Miguel Herrero-García
Actividades culturales
El vigésimo aniversario de la muerte de Menéndez y Pelayo ha sido recordado con mayor intensidad y más emoción que ningún año. Aparte los numerosos artículos que sobre el eminente polígrafo aparecieron en toda la Prensa antirrepublicana, la Sociedad «Acción Española» celebró una sesión solemne, en la que estudiaron la figura de Menéndez y Pelayo, desde distintos puntos de vista, D. Miguel Herrero, D. Luis Araujo Costa, D. Pedro Sáinz Rodríguez y D. Ramiro de Maeztu.
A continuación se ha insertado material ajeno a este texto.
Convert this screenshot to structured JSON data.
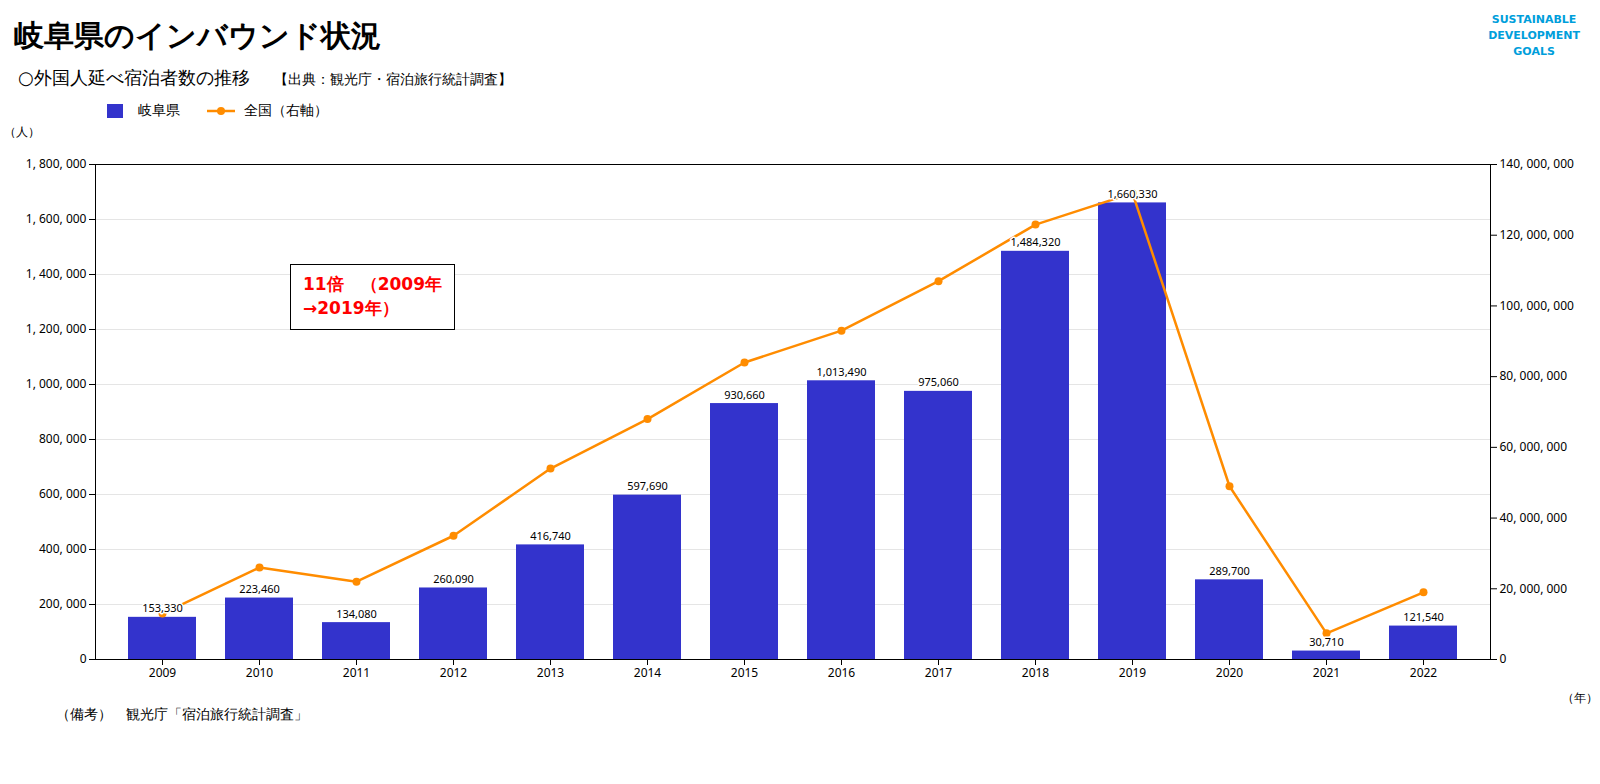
{
  "chart_data": {
    "type": "bar",
    "title": "岐阜県のインバウンド状況",
    "subtitle": "○外国人延べ宿泊者数の推移",
    "source": "【出典：観光庁・宿泊旅行統計調査】",
    "footnote": "（備考）　観光庁「宿泊旅行統計調査」",
    "badge": {
      "lines": [
        "SUSTAINABLE",
        "DEVELOPMENT",
        "GOALS"
      ],
      "color": "#009edb"
    },
    "annotation": {
      "lines": [
        "11倍　（2009年",
        "→2019年）"
      ],
      "color": "red"
    },
    "xlabel": "（年）",
    "ylabel": "（人）",
    "categories": [
      "2009",
      "2010",
      "2011",
      "2012",
      "2013",
      "2014",
      "2015",
      "2016",
      "2017",
      "2018",
      "2019",
      "2020",
      "2021",
      "2022"
    ],
    "series": [
      {
        "name": "岐阜県",
        "type": "bar",
        "color": "#3333cc",
        "data_labels": true,
        "values": [
          153330,
          223460,
          134080,
          260090,
          416740,
          597690,
          930660,
          1013490,
          975060,
          1484320,
          1660330,
          289700,
          30710,
          121540
        ],
        "value_labels": [
          "153,330",
          "223,460",
          "134,080",
          "260,090",
          "416,740",
          "597,690",
          "930,660",
          "1,013,490",
          "975,060",
          "1,484,320",
          "1,660,330",
          "289,700",
          "30,710",
          "121,540"
        ]
      },
      {
        "name": "全国（右軸）",
        "type": "line",
        "axis": "y2",
        "color": "#ff8c00",
        "marker": "circle",
        "values": [
          13000000,
          26000000,
          22000000,
          35000000,
          54000000,
          68000000,
          84000000,
          93000000,
          107000000,
          123000000,
          131900000,
          49000000,
          7400000,
          19000000
        ]
      }
    ],
    "ylim": [
      0,
      1800000
    ],
    "yticks": [
      0,
      {
        "value": 200000,
        "label": "200, 000"
      },
      {
        "value": 400000,
        "label": "400, 000"
      },
      {
        "value": 600000,
        "label": "600, 000"
      },
      {
        "value": 800000,
        "label": "800, 000"
      },
      {
        "value": 1000000,
        "label": "1, 000, 000"
      },
      {
        "value": 1200000,
        "label": "1, 200, 000"
      },
      {
        "value": 1400000,
        "label": "1, 400, 000"
      },
      {
        "value": 1600000,
        "label": "1, 600, 000"
      },
      {
        "value": 1800000,
        "label": "1, 800, 000"
      }
    ],
    "y2lim": [
      0,
      140000000
    ],
    "y2ticks": [
      0,
      {
        "value": 20000000,
        "label": "20, 000, 000"
      },
      {
        "value": 40000000,
        "label": "40, 000, 000"
      },
      {
        "value": 60000000,
        "label": "60, 000, 000"
      },
      {
        "value": 80000000,
        "label": "80, 000, 000"
      },
      {
        "value": 100000000,
        "label": "100, 000, 000"
      },
      {
        "value": 120000000,
        "label": "120, 000, 000"
      },
      {
        "value": 140000000,
        "label": "140, 000, 000"
      }
    ],
    "grid": true,
    "legend": "upper left"
  }
}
Conmemoramos hoy, dijo el primer orador, el aniversario de la muerte de Menéndez y Pelayo. La figura del gran maestro goza de la eminente preeminencia de experimentar las alzas y bajas que experimenta la idea y el sentimiento de la patria. Hace pocos años, cuando aún estaba más fresca la memoria de su vida, y existían todavía muchos de sus conocidos y amigos, esta fecha del 19 de mayo pasaba casi inadvertida. Solamente en algunas Cátedras de Letras humanas rendíamos ciertos profesores el sencillo homenaje del recuerdo al maestro perdido. Era que en esos años, estaba en crisis el sentido patrio, estaba en crisis la idea misma de España. En cambio hoy, que el concepto geográfico e histórico de España, se convierte en el concepto universal de Hispanidad, hoy que las heridas, de la patria nos han hecho sentir que somos parte vital de ella, puesto que nos duelen como heridas nuestras, hoy la figura de Menéndez y Pelayo se acrecienta y su recuerdo aflora a la superficie de la conciencia española. No puede hacerse mayor elogio de un mortal, que verlo crecer y menguar en función de todo su pueblo, como crece y mengua el mar al ritmo de las antorchas celestes. La Historia no puede hacerle mayor favor que [652] sacar verdaderas aquellas palabras de Arturo Farinelli: «La voce sua era como la voce di un populo intero; nel suo cuore era il palpito del cuore dei milioni». O aquello de Ricardo León:
«Era la patria; mientras él vivía,
Por virtud de su numen soberano,
Sobre el haz del imperio castellano
La luz del viejo sol no se ponía.»
La Sociedad «Acción Española» encuentra en esta fecha la primera ocasión de acatar el magisterio de Menéndez y Pelayo, y de reconocer públicamente que nuestra actuación de hoy se enlaza con el plan trazado hace sesenta años por el autor de La Ciencia Española. Hace sesenta años, Menéndez y Pelayo, sobre los males de España, formuló este diagnóstico: La juventud actual se ha formado en los clubs.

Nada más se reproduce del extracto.